A board member who is successful is one who takes their responsibilities seriously and contributes to the organization in an effective way. They need to be able to take difficult decisions, to think strategically and keep the bigger vision in mind while providing their own perspective based on their personal experience. A well-run board can help the organization reach its goals and objectives by providing guidance and supervision. They will be driven to see the organization thrive and will not be afraid to share their opinions.

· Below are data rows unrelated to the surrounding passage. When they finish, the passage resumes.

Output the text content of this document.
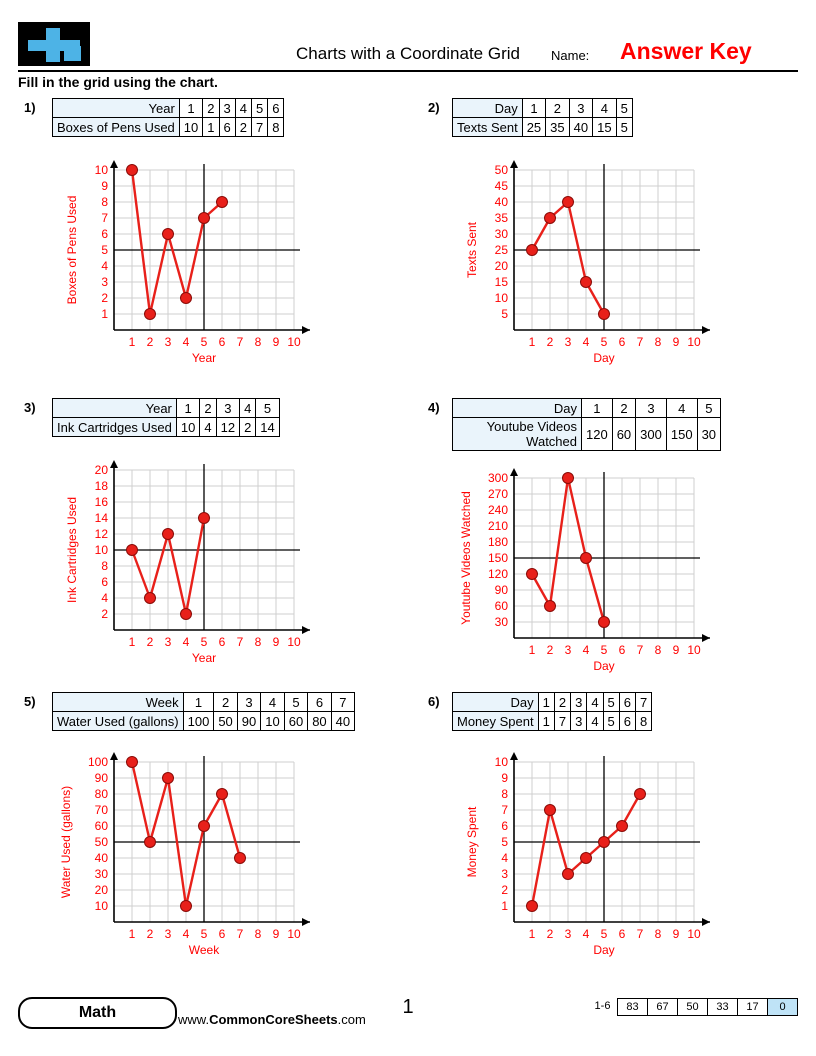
Charts with a Coordinate Grid	Name: Answer Key
Fill in the grid using the chart.
1)	Year	1	2	3	4	5	6
Boxes of Pens Used	10	1	6	2	7	8
1 2 3 4 5 6 7 8 9 10
1
2
3
4
5
6
7
8
9
10
Year
Boxes of Pens Used
2)	Day	1	2	3	4	5
Texts Sent	25	35	40	15	5
1 2 3 4 5 6 7 8 9 10
5
10
15
20
25
30
35
40
45
50
Day
Texts Sent
3)	Year	1	2	3	4	5
Ink Cartridges Used	10	4	12	2	14
1 2 3 4 5 6 7 8 9 10
2
4
6
8
10
12
14
16
18
20
Year
Ink Cartridges Used
4)	Day	1	2	3	4	5
Youtube Videos Watched	120	60	300	150	30
1 2 3 4 5 6 7 8 9 10
30
60
90
120
150
180
210
240
270
300
Day
Youtube Videos Watched
5)	Week	1	2	3	4	5	6	7
Water Used (gallons)	100	50	90	10	60	80	40
1 2 3 4 5 6 7 8 9 10
10
20
30
40
50
60
70
80
90
100
Week
Water Used (gallons)
6)	Day	1	2	3	4	5	6	7
Money Spent	1	7	3	4	5	6	8
1 2 3 4 5 6 7 8 9 10
1
2
3
4
5
6
7
8
9
10
Day
Money Spent
Math	www.CommonCoreSheets.com
1	1-6	83	67	50	33	17	0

While having a large number of connections is crucial organisations should focus on recruiting people who care deeply about the cause and are willing to commit their time. It is also essential to ensure that your board members possess the necessary skills. According to Institutional Shareholder Services, the boards of Enron, Kmart, and the ailing retailer Warnaco all had members with a range of financial expertise and skills–including former Stanford deans who were accounting professors and a well-known Asian financier, and the former head of the U.S. government’s Commodity Futures Trading Commission. But these credentials were not enough to prevent the businesses from going under.
Participation in board meetings is also often regarded as an indication of a responsible member. But as Stanford GSB adjunct professor of corporate governance Nell Minow points out, this measure alone isn’t enough to distinguish the boards that are good or bad. The attendance records of the boards of GE and WorldCom (which were both listed on Fortune’s list of 2001’s most loved companies) reveal little distinction.